Quand les génériques tuent la recherche médicamenteuse...
par ÇaDérange
jeudi 24 janvier 2008
Je m’inquiète régulièrement dans ce blog de la forte montée en puissance des génériques - ce qui en soit est plutôt positif pour l’équilibre de la Sécurité sociale -, mais surtout de l’effet pervers qu’elle entraîne en asséchant les ressources des sociétés pharmaceutiques pour financer leur recherche au moment même ou ces recherches deviennent plus longues et plus risquées. Mon dernier message sur le sujet qui date du 20 décembre 2007 rapportait justement la décroissance considérable des effectifs de ces sociétés qui, même si les licenciements n’affectent pas que des chercheurs, a forcément un impact sur leur nombre.
Un lecteur me signalait que ces médicaments étaient amortis depuis longtemps et que donc il n’y avait pas à s’inquiéter. Désolé mais une société commerciale finance l’avenir avec le présent et la disparition des revenus de ces ventes a et aura un impact direct sur leurs efforts de recherche.
Ci-contre une information complémentaire sur l’ampleur du problème : les médicaments dont les brevets vont arriver à expiration cette année, leurs chiffres d’affaire et les sociétés pharmaceutiques affectées par la fin de ces brevets. Rappelons que l’impact de l’apparition de génériques est finalement beaucoup plus fort que celui qui avait été anticipé et que le chiffre d’affaires du médicament "génériqué" diminue dans les 6 mois de 30 à 50 %. Aux Etats-Unis, les génériques représentent désormais suivant les classes de produits de 60 à 90 % des prescriptions nouvelles !!

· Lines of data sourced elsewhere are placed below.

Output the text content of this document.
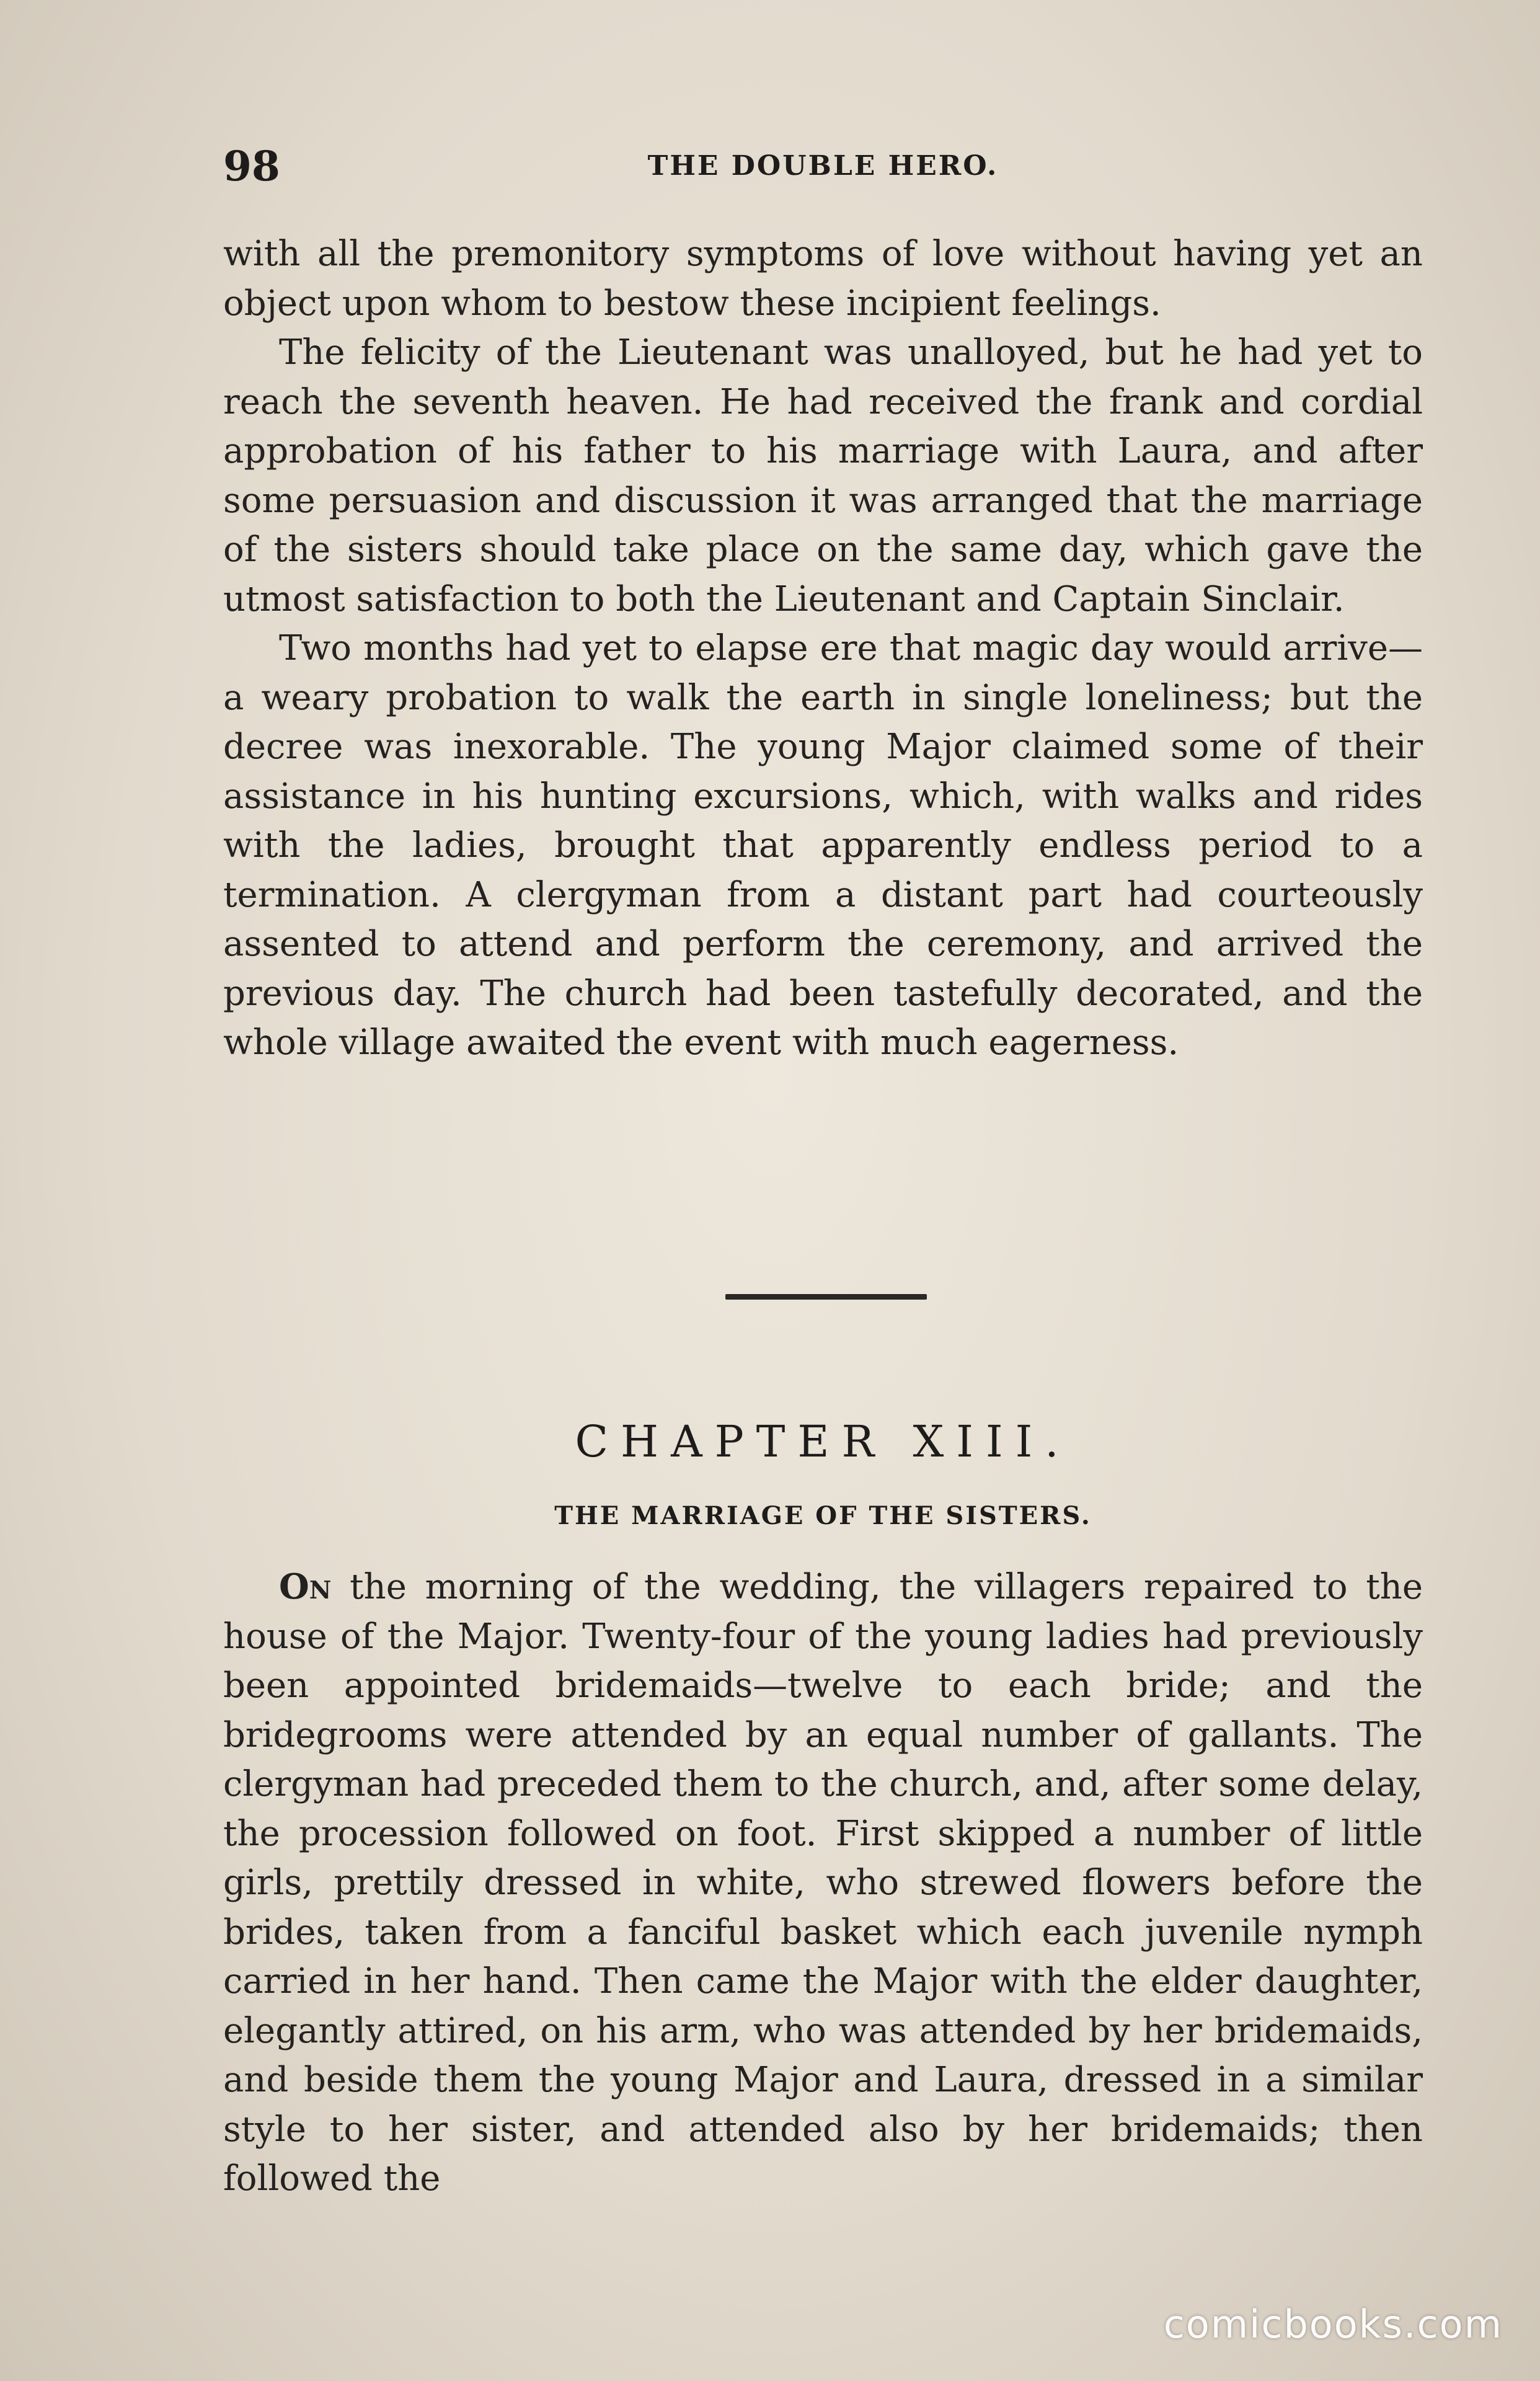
98	THE DOUBLE HERO.

with all the premonitory symptoms of love without having yet an object upon whom to bestow these incipient feelings.

The felicity of the Lieutenant was unalloyed, but he had yet to reach the seventh heaven. He had received the frank and cordial approbation of his father to his marriage with Laura, and after some persuasion and discussion it was arranged that the marriage of the sisters should take place on the same day, which gave the utmost satisfaction to both the Lieutenant and Captain Sinclair.

Two months had yet to elapse ere that magic day would arrive—a weary probation to walk the earth in single loneliness; but the decree was inexorable. The young Major claimed some of their assistance in his hunting excursions, which, with walks and rides with the ladies, brought that apparently endless period to a termination. A clergyman from a distant part had courteously assented to attend and perform the ceremony, and arrived the previous day. The church had been tastefully decorated, and the whole village awaited the event with much eagerness.

CHAPTER XIII.
THE MARRIAGE OF THE SISTERS.

On the morning of the wedding, the villagers repaired to the house of the Major. Twenty-four of the young ladies had previously been appointed bridemaids—twelve to each bride; and the bridegrooms were attended by an equal number of gallants. The clergyman had preceded them to the church, and, after some delay, the procession followed on foot. First skipped a number of little girls, prettily dressed in white, who strewed flowers before the brides, taken from a fanciful basket which each juvenile nymph carried in her hand. Then came the Major with the elder daughter, elegantly attired, on his arm, who was attended by her bridemaids, and beside them the young Major and Laura, dressed in a similar style to her sister, and attended also by her bridemaids; then followed the

comicbooks.com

Sur l’année 2008, ce sont donc 24 milliards de dollars de chiffre d’affaires qui vont se trouver ainsi soumis soudainement à la concurrence des génériques ce qui va se traduire par environ 10 milliards de revenus en année pleine qui vont disparaître à court terme. Et au-delà, sur les années 2009 à 2012, ce sera encore pire. Tous les grands de l’industrie pharmaceutique, dont le français Sanofi Aventis, vont voir, sur cette période, leur médicament le plus vendu tomber dans le domaine public alors qu’il représente parfois jusqu’à 25 % du chiffre d’affaires de la société pharmaceutique concernée. Finalement sur dix ans ce sont 140 milliards de dollars de revenus qui vont disparaître.

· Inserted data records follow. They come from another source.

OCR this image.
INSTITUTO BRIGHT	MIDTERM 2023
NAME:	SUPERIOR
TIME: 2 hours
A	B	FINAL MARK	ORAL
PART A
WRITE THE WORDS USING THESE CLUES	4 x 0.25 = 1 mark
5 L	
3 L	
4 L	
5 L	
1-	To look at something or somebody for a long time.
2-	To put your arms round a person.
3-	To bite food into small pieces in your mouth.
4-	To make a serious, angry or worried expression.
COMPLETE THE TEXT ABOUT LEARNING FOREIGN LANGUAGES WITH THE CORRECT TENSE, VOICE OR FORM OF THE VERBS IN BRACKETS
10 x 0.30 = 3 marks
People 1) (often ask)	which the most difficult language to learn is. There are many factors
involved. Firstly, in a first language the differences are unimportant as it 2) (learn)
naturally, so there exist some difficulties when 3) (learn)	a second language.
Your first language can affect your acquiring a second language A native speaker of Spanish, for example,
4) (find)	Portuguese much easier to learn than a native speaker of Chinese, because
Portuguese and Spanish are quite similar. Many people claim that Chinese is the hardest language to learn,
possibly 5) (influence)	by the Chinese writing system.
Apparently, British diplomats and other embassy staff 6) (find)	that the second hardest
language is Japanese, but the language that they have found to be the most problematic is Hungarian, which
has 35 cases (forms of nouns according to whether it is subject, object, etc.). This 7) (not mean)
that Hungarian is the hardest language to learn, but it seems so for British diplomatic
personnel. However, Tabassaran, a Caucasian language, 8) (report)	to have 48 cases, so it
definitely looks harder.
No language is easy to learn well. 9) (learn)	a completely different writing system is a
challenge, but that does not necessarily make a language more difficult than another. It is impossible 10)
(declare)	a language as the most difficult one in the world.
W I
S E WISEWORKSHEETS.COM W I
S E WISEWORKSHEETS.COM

Les nouveaux médicaments ne se bousculent pas au portillon et la seule voie de recherche dont on attend des médicaments nouveaux est celle des biotechnologies. Pas étonnant donc que vous voyiez les grands de la pharmacie acheter à prix d’or les start-up des biotechnologies. Chacun la sienne pourrait-on dire ! Mais leur réussite technique est loin d’être assurée... Dans ce domaine, les Français ont d’ailleurs déjà loupé le coche puisque sur les 20 sociétés de biotechnologie les plus importantes au monde, aucune n’est française et 18 sont américaines. Un domaine ou la recherche fondamentale est particulièrement importante.
Nous avons donc quelques soucis à nous faire pour l’avenir de la recherche médicamenteuse...
Autre poste touché par les génériques et la réduction des dépenses, celui de la production de médicaments ou nous, Français, sommes cette fois en pointe comme premier fabricant européen et troisième mondial. La baisse des revenus des laboratoires pharmaceutiques se traduit par de rationalisations de production et des implantations nouvelles dans les pays à bas coût de production, Europe centrale, Irlande ou Inde. Au point que 30 000 emplois sont menacés dans ce domaine d’ici 2015. Quant aux génériques, sept sont importés sur les dix les plus vendus en France à la place de médicaments précédemment fabriqués en France. A-t-on jamais pris en compte ce coût social avant de prendre le virage à 180 degrés en faveur des génériques ?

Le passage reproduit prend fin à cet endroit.